Failed analyses do not update as "failed" in the UI
ablack3 opened this issue · 8 comments
As soon as it is clear that the R code has failed to run the datanode UI should update to reflect this (i.e. execution failed). Instead what I currently see is that analyses will fail which is clear from the docker logs of the datanode container but the UI still says "executing" for quite a long time.
3 cases here:
-
DataNode was not able to reach Execution Engine and submit analysis. In this case the status of analysis should be marked as "Failed".
-
There is no response from Execution Engine about the status of analysis for a long time. In case callback configuration was not set correctly and Execution Engine was not able to sent callback. In this case we need to invalidate the job after some time.
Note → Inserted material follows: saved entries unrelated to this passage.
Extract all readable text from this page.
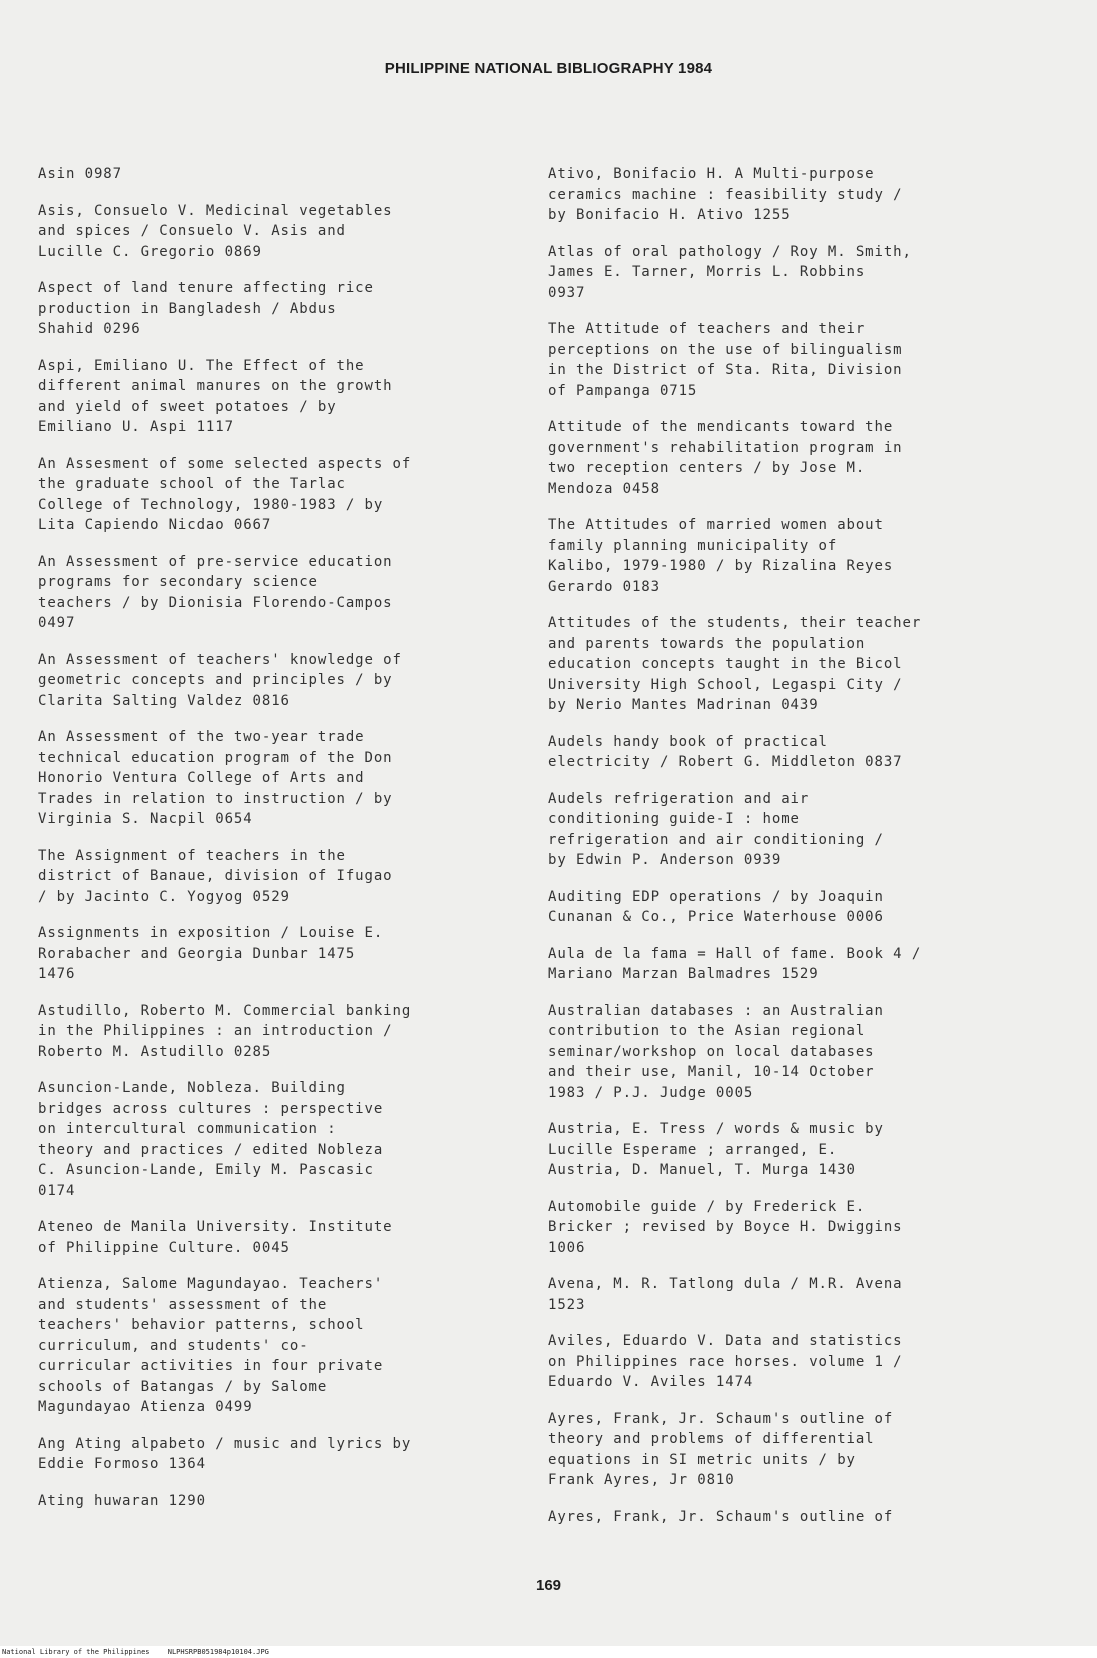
PHILIPPINE NATIONAL BIBLIOGRAPHY 1984
Asin 0987
Asis, Consuelo V. Medicinal vegetables
and spices / Consuelo V. Asis and
Lucille C. Gregorio 0869
Aspect of land tenure affecting rice
production in Bangladesh / Abdus
Shahid 0296
Aspi, Emiliano U. The Effect of the
different animal manures on the growth
and yield of sweet potatoes / by
Emiliano U. Aspi 1117
An Assesment of some selected aspects of
the graduate school of the Tarlac
College of Technology, 1980-1983 / by
Lita Capiendo Nicdao 0667
An Assessment of pre-service education
programs for secondary science
teachers / by Dionisia Florendo-Campos
0497
An Assessment of teachers' knowledge of
geometric concepts and principles / by
Clarita Salting Valdez 0816
An Assessment of the two-year trade
technical education program of the Don
Honorio Ventura College of Arts and
Trades in relation to instruction / by
Virginia S. Nacpil 0654
The Assignment of teachers in the
district of Banaue, division of Ifugao
/ by Jacinto C. Yogyog 0529
Assignments in exposition / Louise E.
Rorabacher and Georgia Dunbar 1475
1476
Astudillo, Roberto M. Commercial banking
in the Philippines : an introduction /
Roberto M. Astudillo 0285
Asuncion-Lande, Nobleza. Building
bridges across cultures : perspective
on intercultural communication :
theory and practices / edited Nobleza
C. Asuncion-Lande, Emily M. Pascasic
0174
Ateneo de Manila University. Institute
of Philippine Culture. 0045
Atienza, Salome Magundayao. Teachers'
and students' assessment of the
teachers' behavior patterns, school
curriculum, and students' co-
curricular activities in four private
schools of Batangas / by Salome
Magundayao Atienza 0499
Ang Ating alpabeto / music and lyrics by
Eddie Formoso 1364
Ating huwaran 1290
Ativo, Bonifacio H. A Multi-purpose
ceramics machine : feasibility study /
by Bonifacio H. Ativo 1255
Atlas of oral pathology / Roy M. Smith,
James E. Tarner, Morris L. Robbins
0937
The Attitude of teachers and their
perceptions on the use of bilingualism
in the District of Sta. Rita, Division
of Pampanga 0715
Attitude of the mendicants toward the
government's rehabilitation program in
two reception centers / by Jose M.
Mendoza 0458
The Attitudes of married women about
family planning municipality of
Kalibo, 1979-1980 / by Rizalina Reyes
Gerardo 0183
Attitudes of the students, their teacher
and parents towards the population
education concepts taught in the Bicol
University High School, Legaspi City /
by Nerio Mantes Madrinan 0439
Audels handy book of practical
electricity / Robert G. Middleton 0837
Audels refrigeration and air
conditioning guide-I : home
refrigeration and air conditioning /
by Edwin P. Anderson 0939
Auditing EDP operations / by Joaquin
Cunanan & Co., Price Waterhouse 0006
Aula de la fama = Hall of fame. Book 4 /
Mariano Marzan Balmadres 1529
Australian databases : an Australian
contribution to the Asian regional
seminar/workshop on local databases
and their use, Manil, 10-14 October
1983 / P.J. Judge 0005
Austria, E. Tress / words & music by
Lucille Esperame ; arranged, E.
Austria, D. Manuel, T. Murga 1430
Automobile guide / by Frederick E.
Bricker ; revised by Boyce H. Dwiggins
1006
Avena, M. R. Tatlong dula / M.R. Avena
1523
Aviles, Eduardo V. Data and statistics
on Philippines race horses. volume 1 /
Eduardo V. Aviles 1474
Ayres, Frank, Jr. Schaum's outline of
theory and problems of differential
equations in SI metric units / by
Frank Ayres, Jr 0810
Ayres, Frank, Jr. Schaum's outline of
169
National Library of the Philippines	NLPHSRPB051984p10104.JPG
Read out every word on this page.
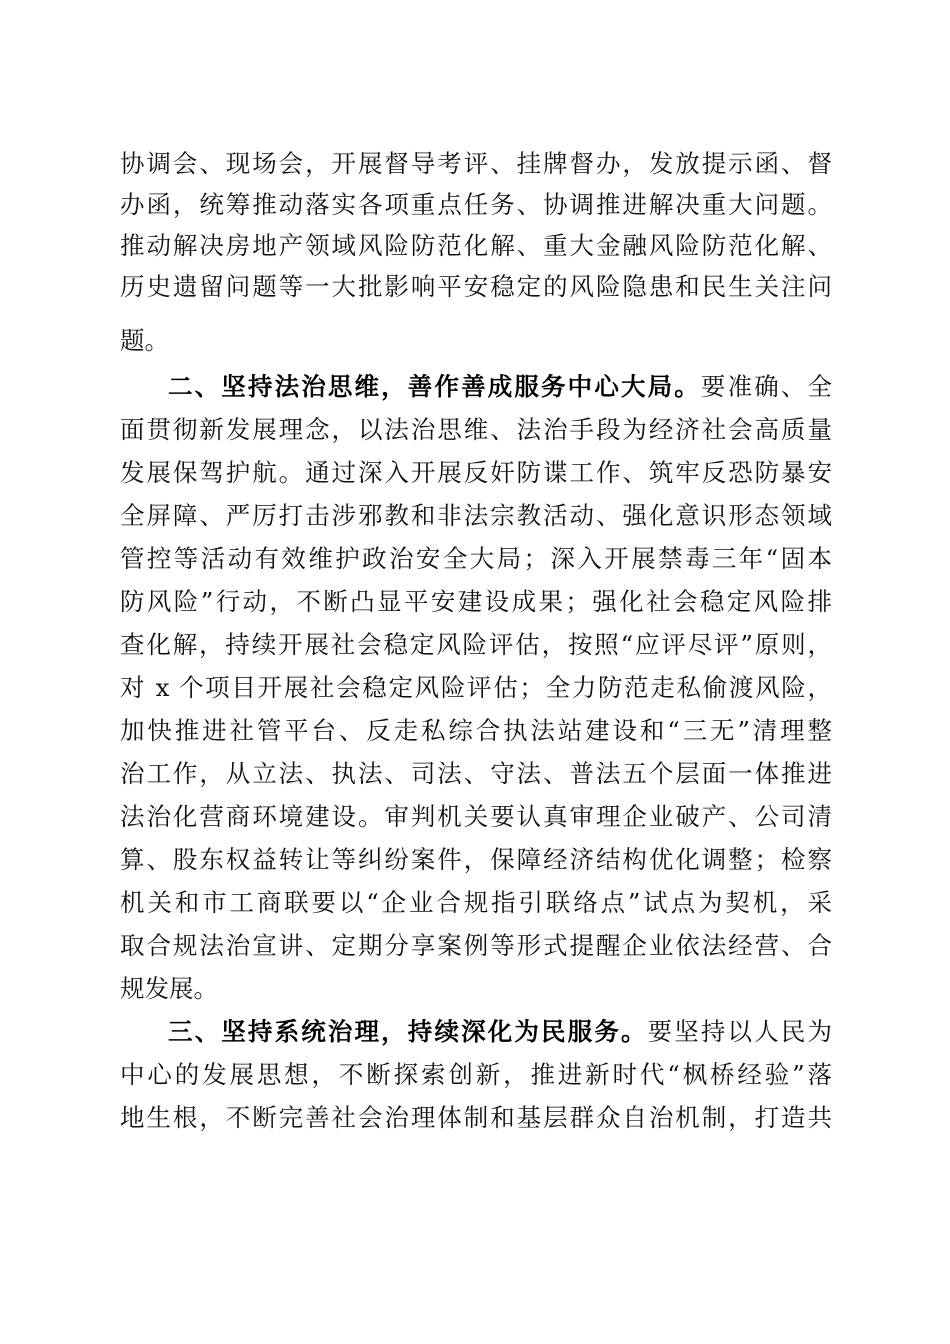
协调会、现场会，开展督导考评、挂牌督办，发放提示函、督
办函，统筹推动落实各项重点任务、协调推进解决重大问题。
推动解决房地产领域风险防范化解、重大金融风险防范化解、
历史遗留问题等一大批影响平安稳定的风险隐患和民生关注问
题。
二、坚持法治思维，善作善成服务中心大局。要准确、全
面贯彻新发展理念，以法治思维、法治手段为经济社会高质量
发展保驾护航。通过深入开展反奸防谍工作、筑牢反恐防暴安
全屏障、严厉打击涉邪教和非法宗教活动、强化意识形态领域
管控等活动有效维护政治安全大局；深入开展禁毒三年“固本
防风险”行动，不断凸显平安建设成果；强化社会稳定风险排
查化解，持续开展社会稳定风险评估，按照“应评尽评”原则，
对 x 个项目开展社会稳定风险评估；全力防范走私偷渡风险，
加快推进社管平台、反走私综合执法站建设和“三无”清理整
治工作，从立法、执法、司法、守法、普法五个层面一体推进
法治化营商环境建设。审判机关要认真审理企业破产、公司清
算、股东权益转让等纠纷案件，保障经济结构优化调整；检察
机关和市工商联要以“企业合规指引联络点”试点为契机，采
取合规法治宣讲、定期分享案例等形式提醒企业依法经营、合
规发展。
三、坚持系统治理，持续深化为民服务。要坚持以人民为
中心的发展思想，不断探索创新，推进新时代“枫桥经验”落
地生根，不断完善社会治理体制和基层群众自治机制，打造共
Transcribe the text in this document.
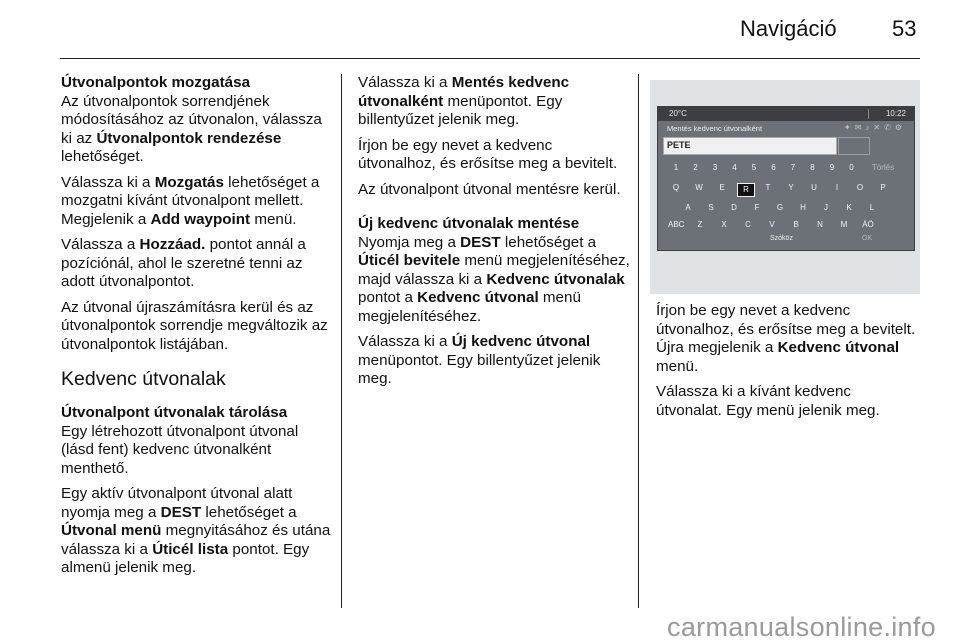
Navigáció	53

Útvonalpontok mozgatása
Az útvonalpontok sorrendjének módosításához az útvonalon, válassza ki az Útvonalpontok rendezése lehetőséget.

Válassza ki a Mozgatás lehetőséget a mozgatni kívánt útvonalpont mellett. Megjelenik a Add waypoint menü.

Válassza a Hozzáad. pontot annál a pozíciónál, ahol le szeretné tenni az adott útvonalpontot.

Az útvonal újraszámításra kerül és az útvonalpontok sorrendje megváltozik az útvonalpontok listájában.

Kedvenc útvonalak

Útvonalpont útvonalak tárolása
Egy létrehozott útvonalpont útvonal (lásd fent) kedvenc útvonalként menthető.

Egy aktív útvonalpont útvonal alatt nyomja meg a DEST lehetőséget a Útvonal menü megnyitásához és utána válassza ki a Úticél lista pontot. Egy almenü jelenik meg.

Válassza ki a Mentés kedvenc útvonalként menüpontot. Egy billentyűzet jelenik meg.

Írjon be egy nevet a kedvenc útvonalhoz, és erősítse meg a bevitelt.

Az útvonalpont útvonal mentésre kerül.

Új kedvenc útvonalak mentése
Nyomja meg a DEST lehetőséget a Úticél bevitele menü megjelenítéséhez, majd válassza ki a Kedvenc útvonalak pontot a Kedvenc útvonal menü megjelenítéséhez.

Válassza ki a Új kedvenc útvonal menüpontot. Egy billentyűzet jelenik meg.

20°C	10:22
Mentés kedvenc útvonalként	✦✉♪✕✆⚙
PETE
1	2	3	4	5	6	7	8	9	0	Törlés
Q	W	E	R	T	Y	U	I	O	P
A	S	D	F	G	H	J	K	L
ABC	Z	X	C	V	B	N	M	ÁÖ
Szóköz	OK

Írjon be egy nevet a kedvenc útvonalhoz, és erősítse meg a bevitelt. Újra megjelenik a Kedvenc útvonal menü.

Válassza ki a kívánt kedvenc útvonalat. Egy menü jelenik meg.

carmanualsonline.info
E.g, if there is no response from Execution Engine during a 1 hour, it means the fob was failed. 1 hour should be parametrised.
-
We need to invalidate and marked as "FAILED" all jobs that are in Executing state during the Data Node restart.
Executing/Aborting => Failed
The following adjustments are to be made:
- On the execution engine side, provide new endpoint
/api/v1/status?id=1&id=2...
to query status of the running analyses by id. - Regularly call this endpoint to update status for incomplete analysis.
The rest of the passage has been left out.